Egal ob beim Kochen, in der Freizeit oder während der Arbeit – wohl jeder hat sich in einem unachtsamen Moment schon einmal eine Verletzung zugezogen. Kleine Wunden sind allerdings meist nach kurzer Zeit bereits wieder vergessen. Dies ist dem Heilmechanismus unserer Haut zu verdanken, der das geschädigte Gewebe bestmöglich regeneriert. Bislang wurde hauptsächlich Proteinen eine zentrale Rolle im Wundheilungsprozess zugeschrieben. Forscher kamen nun jedoch zu der Erkenntnis, dass auch natürliche Killerzellen des Immunsystems am Heilvorgang beteiligt sind.
Neuartige Funktionsweise entschlüsselt
Natürliche Killerzellen bilden einen wichtigen Bestandteil des körperlichen Abwehrsystems: Sie perzipieren entartete Zellen, die beispielsweise von einem Tumor oder Virus befallen wurden und eliminieren diese im Anschluss. Einem internationalen Expertenteam unter der Leitung von Christian Stockmann gelang es nun, eine weitere bedeutende Funktion zu identifizieren: die Kontrolle der Wundheilung. „Wir konnten diese Zellen in Mäusen genetisch so verändern, dass das Wachstum von Blutgefäßen beschleunigt wird und sich Hautwunden schneller schließen. Allerdings wird dadurch die Immunabwehr abgeschwächt, was die Anfälligkeit für bakterielle Infektionen erhöht“, erklärt der Mediziner.
Potenzielle Risiken erkannt
Die effektive Regulierung der menschlichen Wundheilungsmechanismen stand in der Biomedizin schon lange im Zentrum zahlreicher Forschungsprojekte.
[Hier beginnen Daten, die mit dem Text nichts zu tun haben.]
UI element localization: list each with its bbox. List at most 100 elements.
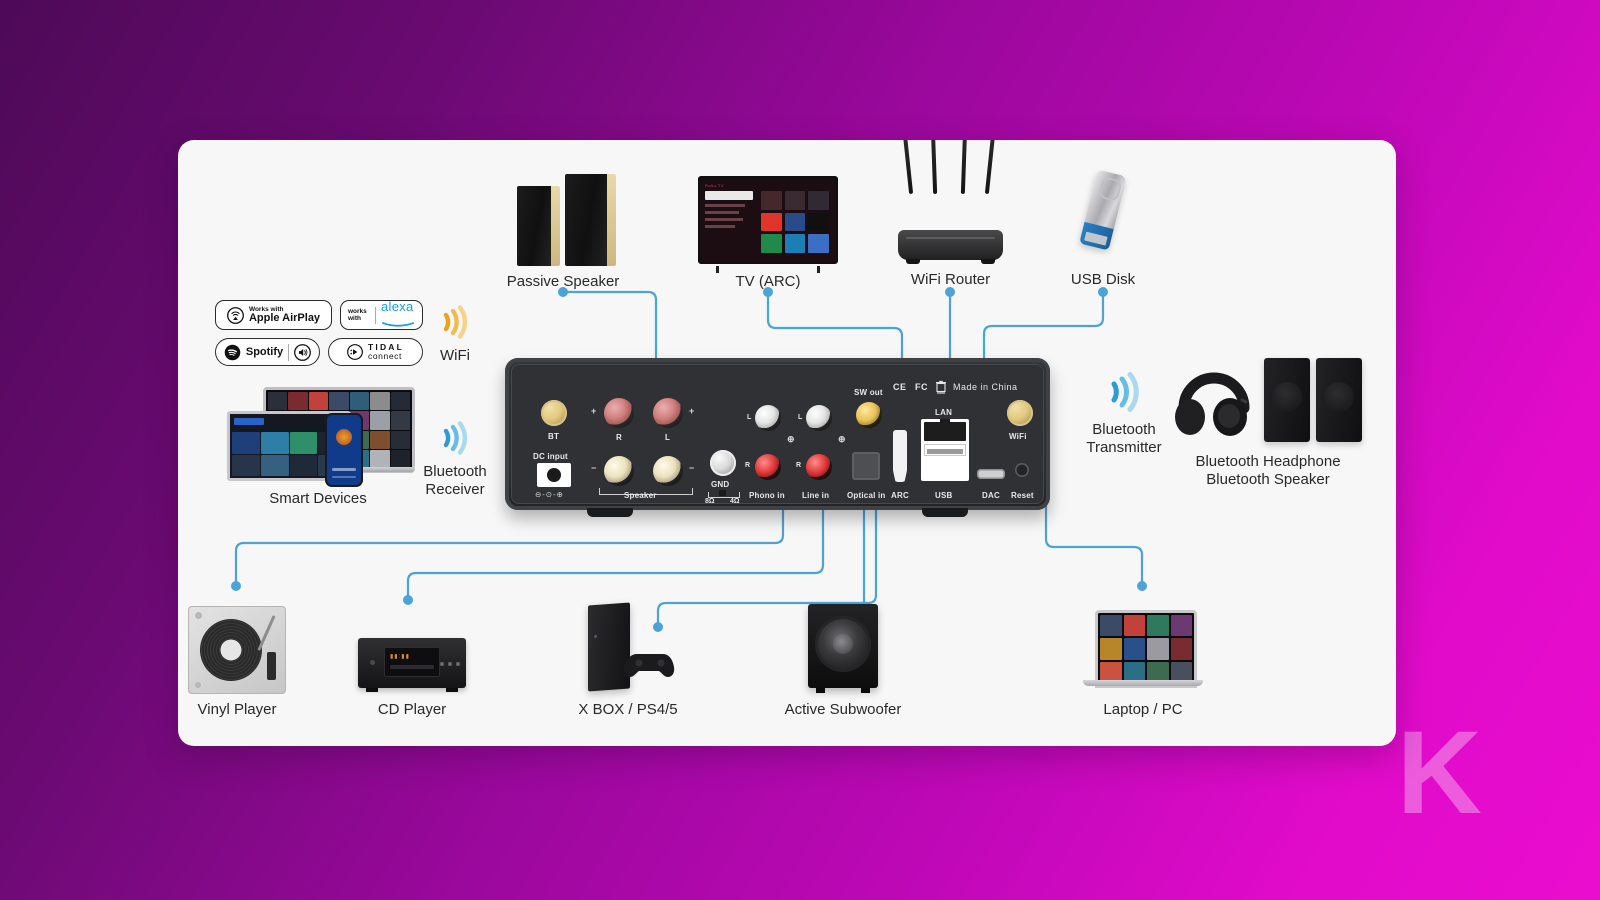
label-dc-polarity: ⊖-⊙-⊕ <box>535 490 564 499</box>
usb-disk-label: USB Disk <box>1070 271 1136 288</box>
label-speaker-r: R <box>616 433 622 442</box>
wifi-antenna-connector[interactable] <box>1007 400 1033 426</box>
node-wifi-router: WiFi Router <box>888 140 1013 289</box>
node-smart-devices: Smart Devices <box>218 385 418 508</box>
router-antenna-2 <box>930 140 938 195</box>
speaker-terminal-r-plus[interactable] <box>604 398 634 428</box>
label-impedance-4: 4Ω <box>730 498 740 505</box>
wifi-label: WiFi <box>440 347 470 364</box>
label-speaker-l-plus: + <box>689 406 695 416</box>
subwoofer-cone <box>815 616 871 672</box>
node-passive-speaker: Passive Speaker <box>503 172 623 291</box>
bluetooth-receiver-label-2: Receiver <box>425 481 485 499</box>
vinyl-player-label: Vinyl Player <box>197 701 277 718</box>
gnd-post[interactable] <box>710 450 736 476</box>
cd-player-label: CD Player <box>377 701 447 718</box>
usb-body <box>1079 169 1127 251</box>
cd-player-art: ▮▮:▮▮ <box>348 626 476 694</box>
bt-speaker-left <box>1264 358 1310 442</box>
label-gnd: GND <box>711 480 730 489</box>
line-in-left[interactable] <box>806 405 832 431</box>
speaker-terminal-l-minus[interactable] <box>653 456 683 486</box>
turntable-control[interactable] <box>267 652 276 680</box>
speaker-terminal-l-plus[interactable] <box>653 398 683 428</box>
phono-ground-mark: ⊕ <box>787 434 795 444</box>
tonearm <box>257 615 276 651</box>
bt-speaker-right <box>1316 358 1362 442</box>
optical-in-port[interactable] <box>852 452 880 480</box>
wifi-router-label: WiFi Router <box>910 271 991 288</box>
label-phono-r: R <box>745 462 751 469</box>
cd-display-text: ▮▮:▮▮ <box>390 654 410 660</box>
lan-usb-block[interactable] <box>921 419 969 481</box>
diagram-card: Works with Apple AirPlay works with alex… <box>178 140 1396 746</box>
tv-screen: Roku TV <box>698 176 838 264</box>
label-speaker-r-plus: + <box>591 406 597 416</box>
tidal-connect-icon <box>347 344 363 360</box>
badge-alexa-small: works with <box>348 307 367 322</box>
smart-phone-icon <box>325 413 363 487</box>
label-lan: LAN <box>935 408 953 417</box>
node-vinyl-player: Vinyl Player <box>181 606 293 719</box>
bt-antenna-connector[interactable] <box>541 400 567 426</box>
subwoofer-art <box>768 602 918 694</box>
speaker-terminal-r-minus[interactable] <box>604 456 634 486</box>
label-wifi-port: WiFi <box>1009 432 1027 441</box>
weee-bin-icon <box>936 380 946 394</box>
badge-tidal-sub: connect <box>367 351 402 361</box>
node-wifi: WiFi <box>426 304 484 365</box>
arc-hdmi-port[interactable] <box>893 430 907 482</box>
vinyl-record <box>200 619 262 681</box>
passive-speaker-label: Passive Speaker <box>506 273 620 290</box>
node-usb-disk: USB Disk <box>1058 168 1148 289</box>
label-speaker-l: L <box>665 433 671 442</box>
reset-button[interactable] <box>1015 463 1029 477</box>
sw-out-jack[interactable] <box>856 402 882 428</box>
router-antenna-3 <box>960 140 968 195</box>
badge-alexa-main: alexa <box>381 298 414 314</box>
bt-headphone-label-1: Bluetooth Headphone <box>1195 453 1341 470</box>
label-line-in: Line in <box>802 491 830 500</box>
label-line-r: R <box>796 462 802 469</box>
node-bluetooth-transmitter: Bluetooth Transmitter <box>1078 370 1170 458</box>
tv-leg-left <box>716 266 719 273</box>
usb-a-port[interactable] <box>924 444 966 456</box>
xbox-ps-label: X BOX / PS4/5 <box>578 701 678 718</box>
spotify-icon <box>224 344 241 360</box>
line-ground-mark: ⊕ <box>838 434 846 444</box>
node-tv-arc: Roku TV TV (ARC) <box>698 176 838 291</box>
label-phono-l: L <box>747 414 752 421</box>
subwoofer-icon <box>808 604 878 693</box>
smart-devices-art <box>227 385 415 487</box>
badge-apple-airplay[interactable]: Works with Apple AirPlay <box>215 300 332 330</box>
console-icon <box>558 600 698 694</box>
amp-foot-right <box>922 508 968 517</box>
dc-input-jack[interactable] <box>537 463 571 487</box>
speaker-left <box>517 186 560 266</box>
ce-mark-icon: CE <box>893 382 907 392</box>
cd-player-icon: ▮▮:▮▮ <box>358 638 466 692</box>
fcc-mark-icon: FC <box>915 382 928 392</box>
dac-usb-c-port[interactable] <box>977 469 1005 479</box>
headphone-icon <box>1172 360 1256 442</box>
phono-in-left[interactable] <box>755 405 781 431</box>
lan-rj45-port[interactable] <box>924 419 966 441</box>
bluetooth-wave-icon <box>438 420 472 456</box>
amplifier-rear-panel[interactable]: BT DC input ⊖-⊙-⊕ + R − + L − Speaker GN… <box>505 358 1050 517</box>
badge-divider-2 <box>288 343 290 361</box>
line-in-right[interactable] <box>806 454 832 480</box>
airplay-icon <box>227 306 244 324</box>
laptop-screen <box>1095 610 1197 688</box>
impedance-switch[interactable] <box>719 490 726 496</box>
amplifier-faceplate: BT DC input ⊖-⊙-⊕ + R − + L − Speaker GN… <box>511 364 1044 505</box>
service-badges: Works with Apple AirPlay works with alex… <box>215 298 427 374</box>
badge-spotify[interactable]: Spotify <box>215 338 320 366</box>
badge-alexa[interactable]: works with alexa <box>340 298 423 330</box>
node-xbox-ps: X BOX / PS4/5 <box>558 600 698 719</box>
badge-tidal[interactable]: TIDAL connect <box>328 338 423 366</box>
gamepad-icon <box>623 648 676 680</box>
label-impedance-8: 8Ω <box>705 498 715 505</box>
label-sw-out: SW out <box>854 388 883 397</box>
router-body <box>898 230 1003 264</box>
phono-in-right[interactable] <box>755 454 781 480</box>
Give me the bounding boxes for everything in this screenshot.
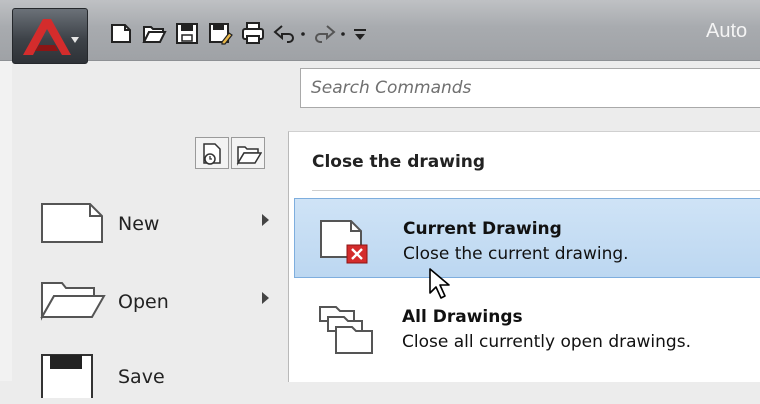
- menu-item-label: New: [118, 213, 160, 235]
- quick-access-toolbar: Auto: [0, 0, 760, 61]
- undo-dropdown-icon[interactable]: [298, 20, 308, 46]
- flyout-separator: [312, 190, 760, 191]
- menu-item-new[interactable]: New: [40, 199, 280, 251]
- new-icon[interactable]: [108, 20, 134, 46]
- option-title: Current Drawing: [403, 219, 562, 239]
- submenu-arrow-icon: [262, 214, 269, 226]
- application-menu-button[interactable]: [12, 8, 88, 64]
- menu-item-label: Save: [118, 366, 165, 388]
- save-icon[interactable]: [174, 20, 200, 46]
- undo-icon[interactable]: [272, 20, 298, 46]
- save-as-icon[interactable]: [207, 20, 233, 46]
- recent-documents-icon: [203, 143, 221, 165]
- window-title: Auto: [706, 20, 748, 42]
- close-flyout-panel: Close the drawing Current Drawing Close …: [288, 131, 760, 382]
- option-description: Close all currently open drawings.: [402, 332, 691, 352]
- new-document-icon: [41, 203, 103, 243]
- close-current-drawing-icon: [320, 220, 368, 264]
- open-documents-icon: [236, 146, 262, 166]
- redo-dropdown-icon[interactable]: [338, 20, 348, 46]
- open-folder-icon: [40, 282, 106, 321]
- mouse-pointer-icon: [429, 268, 450, 299]
- menu-item-save[interactable]: Save: [40, 352, 280, 404]
- menu-item-label: Open: [118, 291, 169, 313]
- open-documents-button[interactable]: [231, 137, 265, 169]
- search-commands-input[interactable]: [300, 68, 760, 108]
- customize-icon[interactable]: [352, 20, 368, 46]
- option-description: Close the current drawing.: [403, 244, 629, 264]
- menu-item-open[interactable]: Open: [40, 277, 280, 329]
- close-current-drawing-option[interactable]: Current Drawing Close the current drawin…: [294, 198, 760, 278]
- close-all-drawings-option[interactable]: All Drawings Close all currently open dr…: [294, 287, 760, 367]
- redo-icon[interactable]: [311, 20, 337, 46]
- flyout-heading: Close the drawing: [312, 152, 486, 172]
- save-icon: [41, 354, 93, 398]
- submenu-arrow-icon: [262, 292, 269, 304]
- open-icon[interactable]: [141, 20, 167, 46]
- option-title: All Drawings: [402, 307, 523, 327]
- autocad-logo-icon: [23, 19, 79, 55]
- plot-icon[interactable]: [240, 20, 266, 46]
- recent-documents-button[interactable]: [195, 137, 229, 169]
- close-all-drawings-icon: [319, 306, 373, 354]
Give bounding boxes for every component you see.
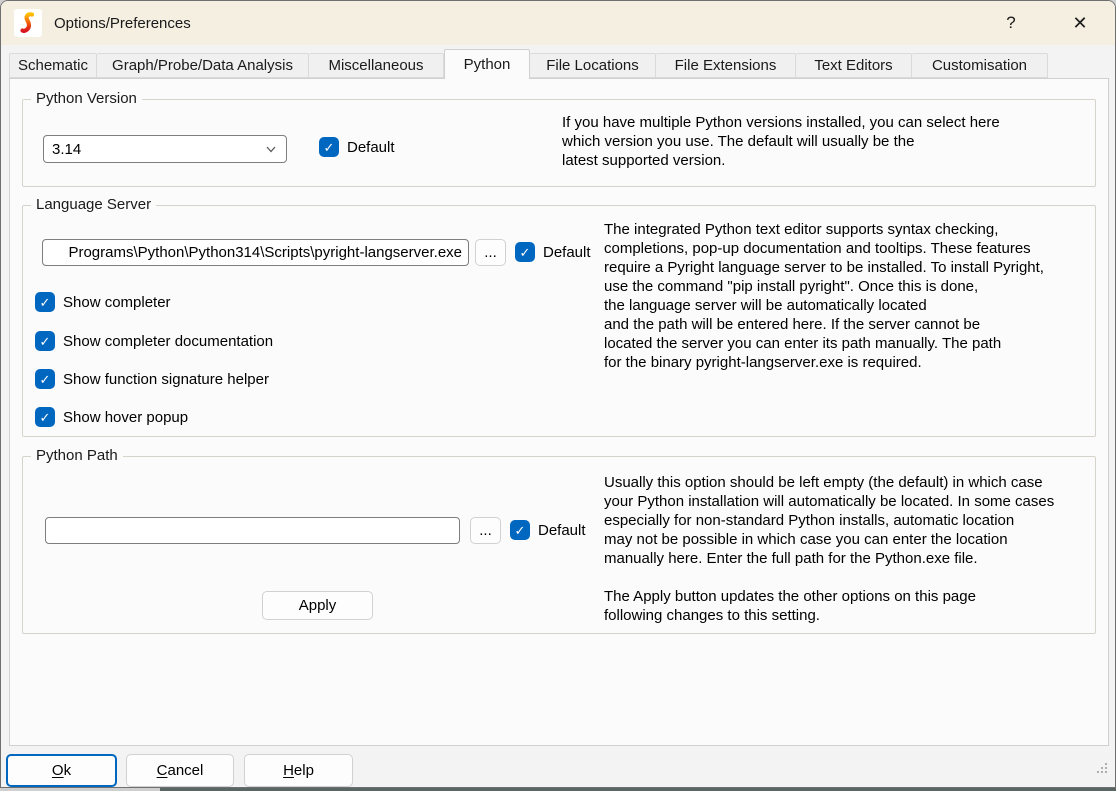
check-icon: ✓ [40, 373, 51, 386]
options-preferences-dialog: Options/Preferences ? ✕ Schematic Graph/… [0, 0, 1116, 788]
show-function-signature-helper-checkbox[interactable]: ✓ [35, 369, 55, 389]
tab-miscellaneous[interactable]: Miscellaneous [309, 53, 444, 78]
help-button[interactable]: Help [244, 754, 353, 787]
check-icon: ✓ [40, 335, 51, 348]
language-server-default-checkbox[interactable]: ✓ [515, 242, 535, 262]
python-path-input[interactable] [45, 517, 460, 544]
tab-bar: Schematic Graph/Probe/Data Analysis Misc… [9, 49, 1048, 78]
tab-python[interactable]: Python [444, 49, 530, 79]
python-path-default-label: Default [538, 522, 586, 539]
titlebar-help-button[interactable]: ? [989, 5, 1033, 41]
tab-customisation[interactable]: Customisation [912, 53, 1048, 78]
language-server-description: The integrated Python text editor suppor… [604, 220, 1094, 372]
check-icon: ✓ [324, 141, 335, 154]
python-path-default-row: ✓ Default [510, 520, 586, 540]
python-tab-page: Python Version 3.14 ✓ Default If you hav… [9, 78, 1109, 746]
show-function-signature-helper-row: ✓ Show function signature helper [35, 369, 269, 389]
python-path-group: Python Path ... ✓ Default Apply Usually … [22, 456, 1096, 634]
show-hover-popup-row: ✓ Show hover popup [35, 407, 188, 427]
language-server-path-input[interactable] [42, 239, 469, 266]
python-version-default-label: Default [347, 139, 395, 156]
check-icon: ✓ [515, 524, 526, 537]
python-version-default-checkbox[interactable]: ✓ [319, 137, 339, 157]
python-path-default-checkbox[interactable]: ✓ [510, 520, 530, 540]
resize-grip[interactable] [1097, 771, 1099, 773]
language-server-default-label: Default [543, 244, 591, 261]
tab-text-editors[interactable]: Text Editors [796, 53, 912, 78]
check-icon: ✓ [40, 411, 51, 424]
python-path-browse-button[interactable]: ... [470, 517, 501, 544]
python-version-group: Python Version 3.14 ✓ Default If you hav… [22, 99, 1096, 187]
cancel-button[interactable]: Cancel [126, 754, 234, 787]
show-hover-popup-label: Show hover popup [63, 409, 188, 426]
window-title: Options/Preferences [54, 15, 191, 32]
language-server-group: Language Server ... ✓ Default ✓ Show com… [22, 205, 1096, 437]
show-completer-documentation-label: Show completer documentation [63, 333, 273, 350]
language-server-default-row: ✓ Default [515, 242, 591, 262]
python-version-default-row: ✓ Default [319, 137, 395, 157]
language-server-group-label: Language Server [31, 196, 156, 213]
titlebar[interactable]: Options/Preferences ? ✕ [1, 1, 1115, 45]
tab-file-locations[interactable]: File Locations [530, 53, 656, 78]
show-completer-documentation-row: ✓ Show completer documentation [35, 331, 273, 351]
show-completer-row: ✓ Show completer [35, 292, 171, 312]
tab-schematic[interactable]: Schematic [9, 53, 97, 78]
python-version-value: 3.14 [52, 141, 81, 158]
check-icon: ✓ [520, 246, 531, 259]
app-logo-icon [14, 9, 42, 37]
show-hover-popup-checkbox[interactable]: ✓ [35, 407, 55, 427]
ok-button[interactable]: Ok [6, 754, 117, 787]
chevron-down-icon [264, 142, 278, 156]
python-path-description: Usually this option should be left empty… [604, 473, 1099, 568]
python-path-apply-description: The Apply button updates the other optio… [604, 587, 1099, 625]
python-path-group-label: Python Path [31, 447, 123, 464]
tab-file-extensions[interactable]: File Extensions [656, 53, 796, 78]
tab-graph-probe-data-analysis[interactable]: Graph/Probe/Data Analysis [97, 53, 309, 78]
apply-button[interactable]: Apply [262, 591, 373, 620]
check-icon: ✓ [40, 296, 51, 309]
language-server-browse-button[interactable]: ... [475, 239, 506, 266]
python-version-group-label: Python Version [31, 90, 142, 107]
show-function-signature-helper-label: Show function signature helper [63, 371, 269, 388]
python-version-description: If you have multiple Python versions ins… [562, 113, 1062, 170]
close-icon[interactable]: ✕ [1057, 5, 1103, 41]
show-completer-label: Show completer [63, 294, 171, 311]
python-version-select[interactable]: 3.14 [43, 135, 287, 163]
show-completer-checkbox[interactable]: ✓ [35, 292, 55, 312]
show-completer-documentation-checkbox[interactable]: ✓ [35, 331, 55, 351]
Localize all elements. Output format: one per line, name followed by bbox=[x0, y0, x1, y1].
Das Ziel derartiger Experimente liegt in der Stimulation der Gefäßneubildung – durch direkte oder indirekte Immunreaktionen sollen Wunden zukünftig noch schneller verheilen. „Unsere Ergebnisse zeigen, dass man bei solchen Ansätzen möglicherweise ein erhöhtes Infektionsrisiko in Kauf nimmt. Daher ist hier Vorsicht geboten“, betont der Mediziner.
Des Weiteren widmen sich die Forscher aktuell der Frage, inwieweit Immunzellen die Qualität des Heilprozesses beeinflussen. Hierbei spielt die Regeneration des Bindegewebes und anderer Hautkomponenten wie Drüsen oder Haarfollikel eine entscheidende Rolle. „Die spannendste Frage ist, wie wir es schaffen können, die Wundheilung zu beschleunigen und gleichzeitig die Immunabwehr gegen Wundinfektionen zu stärken“, äußert sich der Immunologe.
Hoffnungsträger der Antibiotikatherapie?
Doch das neu entdeckte Potenzial reicht noch weiter: Im Rahmen medikamentöser Krebsbehandlungen kommen Medikamente zum Einsatz, die durch die Aktivierung der Killerzellen Tumore aus dem Weg räumen. Die vorliegende Datenlage deutet darauf hin, dass derartige Pharmazeutika auch die Therapie bakterieller Infektionen bereichern könnten. Angesichts der beständigen Ausbreitung antibiotikaresistenter Krankheitserreger bestehe dem Forschungsteam zufolge akuter Forschungsbedarf.
Wundheilung im Vordergrund
NK-Zellen befinden sich in fortwährender Interaktion mit anderen Immunzellen und nehmen somit Einfluss auf deren Aktivität. Während dieses Vorgangs setzen sie bestimmte Botenstoffe, sogenannte Zytokine, frei, die unter anderem für das Gewebewachstum und die Spezialisierung der Zellen zuständig sind. Im Zuge umfangreicher Analysen stellten die Forscher fest, dass Killerzellen auch jene Wunden infiltrieren, in denen äußerst niedrige Sauerstoffkonzentrationen herrschen. Dank sogenannter Hypoxie-induzierter Signalfaktoren sind die weißen Blutkörperchen dazu in der Lage, ihre Genaktivität an den Sauerstoffmangel anzupassen.
Fehlt jedoch einer dieser Signalfaktoren namens HIF-1α, so wird die Freisetzung gewisser Zytokine eingeschränkt, was in einer beschleunigten Erneuerung der Blutgefäße resultiert. Die Beeinträchtigung der Zellregulationsproteine sorgt dafür, dass die Bekämpfung bakterieller Infektionen nicht mehr im Vordergrund steht – stattdessen wird der Fokus vollkommen auf die Wundheilung gelegt. Da potenziell gefährliche Infektionen während diesem Prozess vernachlässigt werden, bedarf diese Form der Wundheiltherapie noch eingehendere Untersuchungen, bevor sie medizinisch angewendet werden kann.